Semakin khusus seseorang, maka semakin bersih hatinya. Bagi orang yang khusus, semua hal
menjadi adz-dzanbu.

Seperti kisah Nabi Yaqub a.s. yang dibuat buta berpuluh tahun, seolah-olah beliau kurang
hati-hati menitipkan anaknya ke kakak-kakaknya, dan tidak menitipkan dulu ke Allah Ta’ala.
Bagi seorang Nabi, itu adalah hal yang fatal, hingga kemudian Nabi Yaqub a.s. menjadi buta.
Tapi seorang Nabi Yaqub a.s. tidak berputus asa dari rahmat Allah, hingga kemudian
mencium wangi Nabi Yusuf a.s. dan sembuh dari kebutaannya.

Contoh dari Nabi Yaqub a.s. itu bisa terjadi pada kita. Ketika kita menitipkan (masa depan)
anak kita, semestinya ke Allah dulu. Tidak langsung ke perencanaan, langsung menitipkan ke
sebuah sekolah, dan lain sebagainya. Bisa jadi kita buta hati, karena kita lebih yakin kepada
yang lain, dan tidak menitipkan ke Allah Ta'ala dulu, seperti contoh kisah Nabi Yaqub a.s.
yang menitipkan Yusuf a.s. kepada kakak-kakaknya.

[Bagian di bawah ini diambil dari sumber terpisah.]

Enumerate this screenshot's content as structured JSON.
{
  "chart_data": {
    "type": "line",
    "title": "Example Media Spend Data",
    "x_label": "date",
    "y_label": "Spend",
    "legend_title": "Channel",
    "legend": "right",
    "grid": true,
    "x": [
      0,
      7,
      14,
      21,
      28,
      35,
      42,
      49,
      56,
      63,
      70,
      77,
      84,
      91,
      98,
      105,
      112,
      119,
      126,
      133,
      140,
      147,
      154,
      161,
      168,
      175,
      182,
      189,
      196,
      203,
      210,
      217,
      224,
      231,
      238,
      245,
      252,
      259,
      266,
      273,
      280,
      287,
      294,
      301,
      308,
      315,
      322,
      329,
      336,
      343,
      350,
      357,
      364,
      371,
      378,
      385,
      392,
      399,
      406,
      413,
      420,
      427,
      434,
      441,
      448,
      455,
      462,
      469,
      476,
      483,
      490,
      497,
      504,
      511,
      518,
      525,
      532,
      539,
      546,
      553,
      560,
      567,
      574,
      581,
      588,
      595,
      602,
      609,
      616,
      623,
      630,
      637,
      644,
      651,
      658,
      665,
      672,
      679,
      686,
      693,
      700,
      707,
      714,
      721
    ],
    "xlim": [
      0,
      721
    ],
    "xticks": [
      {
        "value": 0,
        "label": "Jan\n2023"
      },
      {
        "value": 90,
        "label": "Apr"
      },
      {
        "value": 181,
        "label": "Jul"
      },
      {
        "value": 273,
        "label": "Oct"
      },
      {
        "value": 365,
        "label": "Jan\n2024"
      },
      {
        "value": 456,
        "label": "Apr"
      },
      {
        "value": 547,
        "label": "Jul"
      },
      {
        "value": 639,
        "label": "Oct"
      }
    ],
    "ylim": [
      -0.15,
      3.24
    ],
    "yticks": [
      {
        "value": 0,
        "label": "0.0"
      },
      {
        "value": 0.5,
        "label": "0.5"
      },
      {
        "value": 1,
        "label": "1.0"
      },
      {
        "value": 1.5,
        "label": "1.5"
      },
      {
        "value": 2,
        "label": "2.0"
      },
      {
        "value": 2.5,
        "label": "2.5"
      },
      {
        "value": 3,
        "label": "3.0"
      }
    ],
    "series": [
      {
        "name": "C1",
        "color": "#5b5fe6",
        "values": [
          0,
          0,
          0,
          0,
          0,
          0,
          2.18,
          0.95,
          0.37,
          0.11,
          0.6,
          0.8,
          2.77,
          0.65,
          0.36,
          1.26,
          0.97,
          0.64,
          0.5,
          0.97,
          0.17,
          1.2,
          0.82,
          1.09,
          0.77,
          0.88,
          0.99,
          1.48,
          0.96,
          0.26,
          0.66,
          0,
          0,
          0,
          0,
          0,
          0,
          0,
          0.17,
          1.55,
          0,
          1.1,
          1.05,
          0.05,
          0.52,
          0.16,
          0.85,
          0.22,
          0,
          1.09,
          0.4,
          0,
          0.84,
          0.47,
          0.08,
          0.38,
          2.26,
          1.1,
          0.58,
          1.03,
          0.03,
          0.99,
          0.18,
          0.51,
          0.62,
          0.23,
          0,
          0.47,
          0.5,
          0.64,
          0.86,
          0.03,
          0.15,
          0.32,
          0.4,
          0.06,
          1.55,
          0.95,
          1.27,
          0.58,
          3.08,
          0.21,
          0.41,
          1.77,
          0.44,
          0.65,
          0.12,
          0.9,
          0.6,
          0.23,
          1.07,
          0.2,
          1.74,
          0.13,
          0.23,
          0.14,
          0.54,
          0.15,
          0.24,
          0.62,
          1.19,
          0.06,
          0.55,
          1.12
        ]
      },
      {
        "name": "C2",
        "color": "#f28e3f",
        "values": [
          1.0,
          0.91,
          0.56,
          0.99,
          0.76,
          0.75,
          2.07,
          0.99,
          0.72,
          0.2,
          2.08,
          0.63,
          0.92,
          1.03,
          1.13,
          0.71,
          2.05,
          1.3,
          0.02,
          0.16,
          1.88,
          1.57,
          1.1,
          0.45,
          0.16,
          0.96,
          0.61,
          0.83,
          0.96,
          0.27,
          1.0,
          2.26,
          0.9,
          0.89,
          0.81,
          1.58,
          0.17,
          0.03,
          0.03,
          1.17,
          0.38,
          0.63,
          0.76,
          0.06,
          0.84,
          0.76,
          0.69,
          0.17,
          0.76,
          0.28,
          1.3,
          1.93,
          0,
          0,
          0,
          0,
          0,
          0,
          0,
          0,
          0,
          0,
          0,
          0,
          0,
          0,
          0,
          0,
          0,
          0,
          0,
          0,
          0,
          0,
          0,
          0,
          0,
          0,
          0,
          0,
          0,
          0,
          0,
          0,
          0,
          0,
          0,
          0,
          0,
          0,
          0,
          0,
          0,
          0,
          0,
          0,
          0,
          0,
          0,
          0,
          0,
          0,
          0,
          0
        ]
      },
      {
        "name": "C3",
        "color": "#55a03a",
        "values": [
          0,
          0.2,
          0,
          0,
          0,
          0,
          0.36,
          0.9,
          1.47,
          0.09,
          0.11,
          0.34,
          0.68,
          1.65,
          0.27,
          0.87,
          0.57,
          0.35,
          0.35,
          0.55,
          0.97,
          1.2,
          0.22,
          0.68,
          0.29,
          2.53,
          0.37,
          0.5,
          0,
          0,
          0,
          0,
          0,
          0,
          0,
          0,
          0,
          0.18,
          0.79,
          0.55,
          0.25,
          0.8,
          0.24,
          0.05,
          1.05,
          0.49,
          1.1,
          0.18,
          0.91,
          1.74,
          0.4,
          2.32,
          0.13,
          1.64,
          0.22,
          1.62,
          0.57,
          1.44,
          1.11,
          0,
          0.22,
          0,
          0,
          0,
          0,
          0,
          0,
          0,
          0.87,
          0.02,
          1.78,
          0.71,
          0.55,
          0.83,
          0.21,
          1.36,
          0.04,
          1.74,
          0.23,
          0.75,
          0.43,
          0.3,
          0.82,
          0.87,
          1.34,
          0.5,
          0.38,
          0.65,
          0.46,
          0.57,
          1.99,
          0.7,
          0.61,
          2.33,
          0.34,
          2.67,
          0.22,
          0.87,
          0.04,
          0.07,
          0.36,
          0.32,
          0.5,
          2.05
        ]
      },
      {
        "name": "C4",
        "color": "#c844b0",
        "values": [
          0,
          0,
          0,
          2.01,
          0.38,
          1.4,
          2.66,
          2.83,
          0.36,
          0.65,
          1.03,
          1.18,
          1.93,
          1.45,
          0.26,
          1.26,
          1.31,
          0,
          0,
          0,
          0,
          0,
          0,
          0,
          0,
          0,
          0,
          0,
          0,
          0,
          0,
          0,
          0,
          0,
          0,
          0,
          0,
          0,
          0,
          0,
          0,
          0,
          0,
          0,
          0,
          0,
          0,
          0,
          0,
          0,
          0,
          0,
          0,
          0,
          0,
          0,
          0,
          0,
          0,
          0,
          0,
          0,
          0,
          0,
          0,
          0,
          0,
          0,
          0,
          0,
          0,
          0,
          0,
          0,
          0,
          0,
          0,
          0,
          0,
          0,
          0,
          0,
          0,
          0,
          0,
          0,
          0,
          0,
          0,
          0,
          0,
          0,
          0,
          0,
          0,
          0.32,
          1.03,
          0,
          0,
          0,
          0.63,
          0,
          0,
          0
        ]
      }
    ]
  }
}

Namun, demikian pula, kita mesti seperti Nabi Yaqub a.s.: tidak berputus asa dari rahmat
Allah. Tidak berputus asa dari Ruh Allah. Tidak berputus asa dari bertemu diri.

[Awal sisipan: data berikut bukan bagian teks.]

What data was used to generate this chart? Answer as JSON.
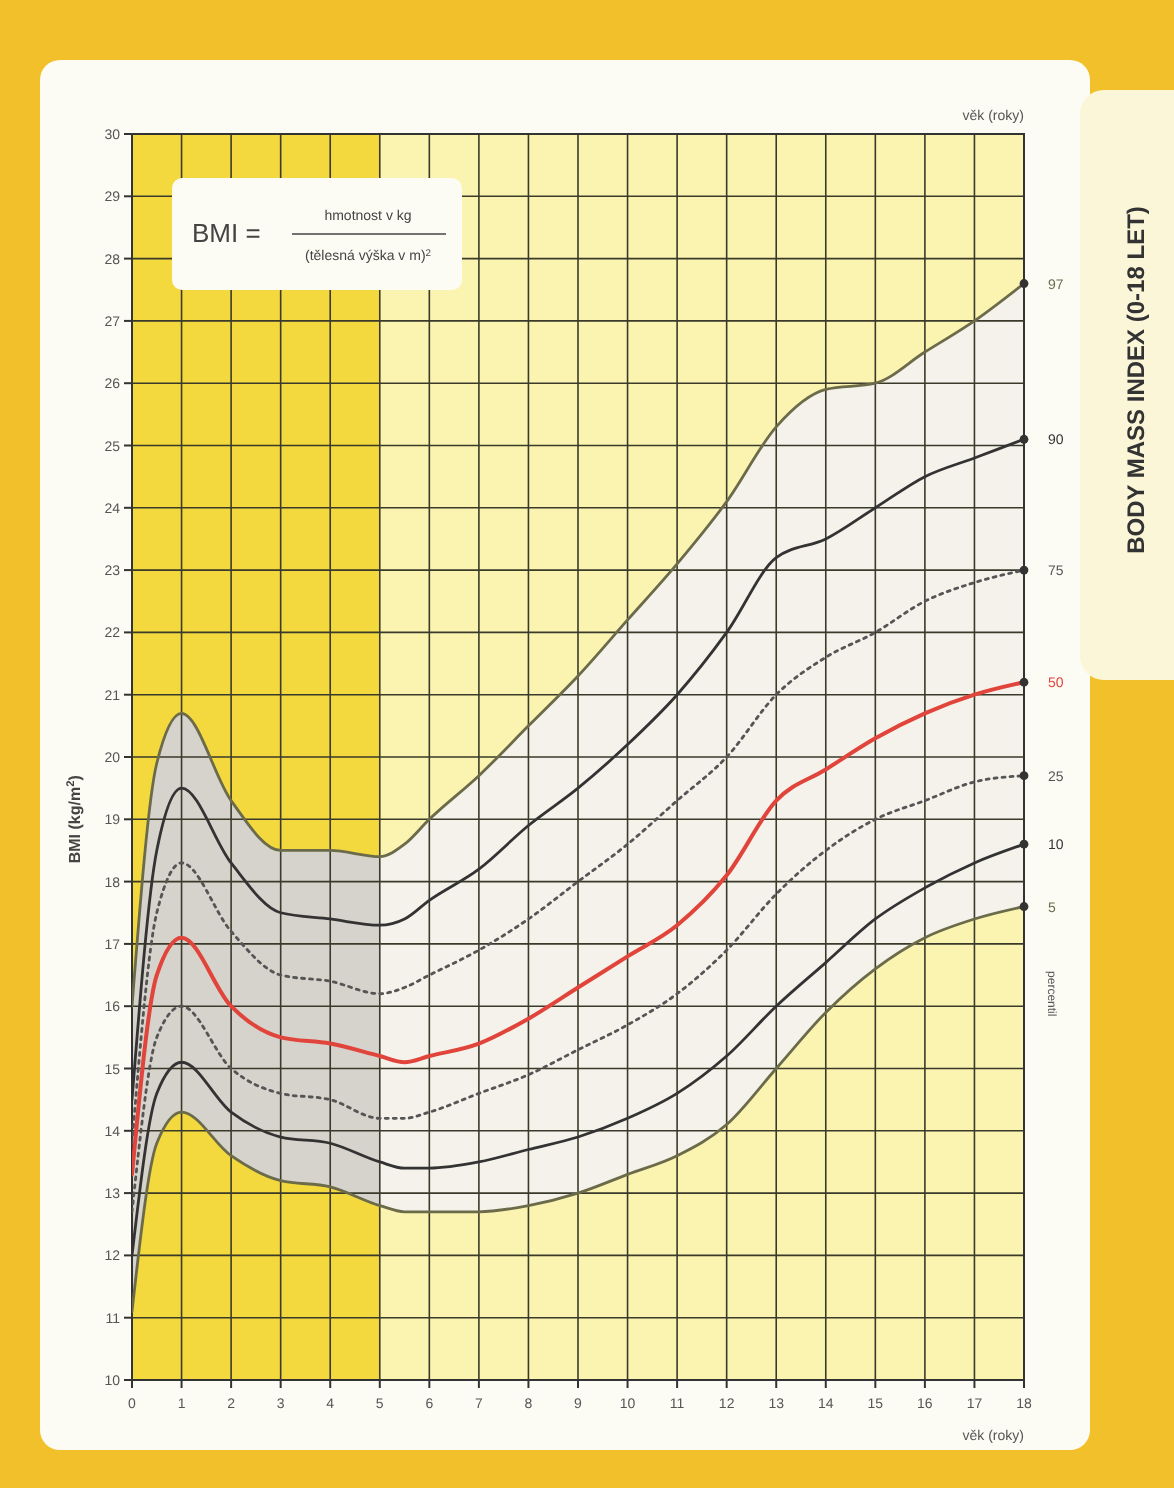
{
  "chart_data": {
    "type": "line",
    "title": "BODY MASS INDEX (0-18 LET)",
    "xlabel": "věk (roky)",
    "ylabel": "BMI (kg/m$^{2}$)",
    "x": [
      0,
      0.5,
      1,
      2,
      3,
      4,
      5,
      5.5,
      6,
      7,
      8,
      9,
      10,
      11,
      12,
      13,
      14,
      15,
      16,
      17,
      18
    ],
    "series": [
      {
        "name": "97",
        "color": "#6b6b4a",
        "line_style": "solid",
        "values": [
          16.0,
          19.9,
          20.7,
          19.3,
          18.5,
          18.5,
          18.4,
          18.6,
          19.0,
          19.7,
          20.5,
          21.3,
          22.2,
          23.1,
          24.1,
          25.3,
          25.9,
          26.0,
          26.5,
          27.0,
          27.6
        ]
      },
      {
        "name": "90",
        "color": "#333333",
        "line_style": "solid",
        "values": [
          14.5,
          18.5,
          19.5,
          18.3,
          17.5,
          17.4,
          17.3,
          17.4,
          17.7,
          18.2,
          18.9,
          19.5,
          20.2,
          21.0,
          22.0,
          23.2,
          23.5,
          24.0,
          24.5,
          24.8,
          25.1
        ]
      },
      {
        "name": "75",
        "color": "#555555",
        "line_style": "dotted",
        "values": [
          13.8,
          17.5,
          18.3,
          17.2,
          16.5,
          16.4,
          16.2,
          16.3,
          16.5,
          16.9,
          17.4,
          18.0,
          18.6,
          19.3,
          20.0,
          21.0,
          21.6,
          22.0,
          22.5,
          22.8,
          23.0
        ]
      },
      {
        "name": "50",
        "color": "#e0443a",
        "line_style": "solid",
        "values": [
          13.3,
          16.5,
          17.1,
          16.0,
          15.5,
          15.4,
          15.2,
          15.1,
          15.2,
          15.4,
          15.8,
          16.3,
          16.8,
          17.3,
          18.1,
          19.3,
          19.8,
          20.3,
          20.7,
          21.0,
          21.2
        ],
        "lower": [
          11.1,
          13.8,
          14.3,
          13.6,
          13.2,
          13.1,
          12.8,
          12.7,
          12.7,
          12.7,
          12.8,
          13.0,
          13.3,
          13.6,
          14.1,
          15.0,
          15.9,
          16.6,
          17.1,
          17.4,
          17.6
        ],
        "upper": [
          16.0,
          19.9,
          20.7,
          19.3,
          18.5,
          18.5,
          18.4,
          18.6,
          19.0,
          19.7,
          20.5,
          21.3,
          22.2,
          23.1,
          24.1,
          25.3,
          25.9,
          26.0,
          26.5,
          27.0,
          27.6
        ]
      },
      {
        "name": "25",
        "color": "#555555",
        "line_style": "dotted",
        "values": [
          12.7,
          15.5,
          16.0,
          15.0,
          14.6,
          14.5,
          14.2,
          14.2,
          14.3,
          14.6,
          14.9,
          15.3,
          15.7,
          16.2,
          16.9,
          17.8,
          18.5,
          19.0,
          19.3,
          19.6,
          19.7
        ]
      },
      {
        "name": "10",
        "color": "#333333",
        "line_style": "solid",
        "values": [
          12.0,
          14.6,
          15.1,
          14.3,
          13.9,
          13.8,
          13.5,
          13.4,
          13.4,
          13.5,
          13.7,
          13.9,
          14.2,
          14.6,
          15.2,
          16.0,
          16.7,
          17.4,
          17.9,
          18.3,
          18.6
        ]
      },
      {
        "name": "5",
        "color": "#6b6b4a",
        "line_style": "solid",
        "values": [
          11.1,
          13.8,
          14.3,
          13.6,
          13.2,
          13.1,
          12.8,
          12.7,
          12.7,
          12.7,
          12.8,
          13.0,
          13.3,
          13.6,
          14.1,
          15.0,
          15.9,
          16.6,
          17.1,
          17.4,
          17.6
        ]
      }
    ],
    "xlim": [
      0,
      18
    ],
    "xticks": [
      0,
      1,
      2,
      3,
      4,
      5,
      6,
      7,
      8,
      9,
      10,
      11,
      12,
      13,
      14,
      15,
      16,
      17,
      18
    ],
    "ylim": [
      10,
      30
    ],
    "yticks": [
      10,
      11,
      12,
      13,
      14,
      15,
      16,
      17,
      18,
      19,
      20,
      21,
      22,
      23,
      24,
      25,
      26,
      27,
      28,
      29,
      30
    ],
    "grid": true,
    "legend": false,
    "marker": "none",
    "bands": [
      {
        "axis": "x",
        "from": 0,
        "to": 5,
        "color": "#f3d83e"
      }
    ],
    "annotations": [
      "věk (roky)",
      "percentil",
      "BMI =",
      "hmotnost v kg",
      "(tělesná výška v m)$^{2}$"
    ]
  }
}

َ‫س ِمن َّر ْوحِ اللَّـ ِه ِإ َّال ْالقَ ْو ُم ْالكَا ِف ُرون‬


ُ َ ‫سوا ِمن َّر ْوحِ اللَّـ ِه ۖ ِإنَّهُ َال َي ْيأ‬
ُ َ ‫ف َوأ َ ِخي ِه َو َال تَ ْيأ‬
َ ‫س‬
ُ ‫سوا ِمن يُو‬ َّ ‫ي اذْ َهبُوا فَت َ َح‬
ُ ‫س‬ َّ ‫َيا َب ِن‬

Hai anak-anakku, pergilah kamu, maka carilah berita tentang Yusuf dan saudaranya dan
jangan kamu berputus asa dari rahmat Allah (ruhillah). Sesungguhnya tiada berputus asa dari
rahmat Allah, melainkan kaum yang kafir. – Q.S. Yusuf [12]: 87

Mengapa kita tidak bertemu diri, atau suluk tidak ada perkembangan, adalah karena kita
sendiri lah yang tidak pandai mengelola munajat kita kepada Allah Ta'ala. Jangan salahkan
siapapun, bukan salah mursyidnya, bukan salah agamanya. Itu adalah karena kesalahan kita
yang kurang cerdas dan rapih dalam memanfaatkan dialog dengan Allah Ta'ala di setiap saat.
Itu hal yang gratis, yang bisa dilakukan oleh setiap kita. Karena bukan mursyid yang
berkuasa, bukan pula Nabi, namun Allah lah yang berkuasa atas segala sesuatu.

Dan musuh dalam diri sangat banyak: pikiran, perasaan, hawa nafsu, ilmu kita, cahaya kita,
karunia Allah yang lain bisa jadi musuh kita semua. Oleh karena itu, sebagaimana kata Imam
An-Nifari, “Hamba yang dipercaya adalah mereka yang mengembalikan atau menyerahkan
semua hal kepada Allah Ta’ala.”

Allah akan memberi sesuatu, namun kita mesti bermohon. Ya Allah, hamba adalah seorang
yang tidak paham, hamba seorang yang faqir ihwal semua yang Engkau karuniakan
kepadaku. Pada semua hal, ilmu kita, pangkat kita, kecerdasan kita. Ya Allah, ini buat apa?
Bagaimana mengelolanya agar manfaat?

Jadikanlah pada setiap hal yang Allah berikan, kita mohonkan kepada Allah. Dan ubah setiap
hal, menjadi sebuah kendaraan terbaik kita di akhirat nanti. Baik itu pulpen kita, kacamata
kita, buku kita, kertas kita, handphone kita. Semua hal yang Allah beri!
Ya Allah beri hamba kemampuan untuk mengelola semua hal yang Engkau berikan dengan
benar, agar sesuai dengan yang Engkau kehendaki, di dalam keridhaan Engkau.

Siapa yang sungguh-sungguh bertawakal kepada Allah, maka Allah pasti akan menjamin.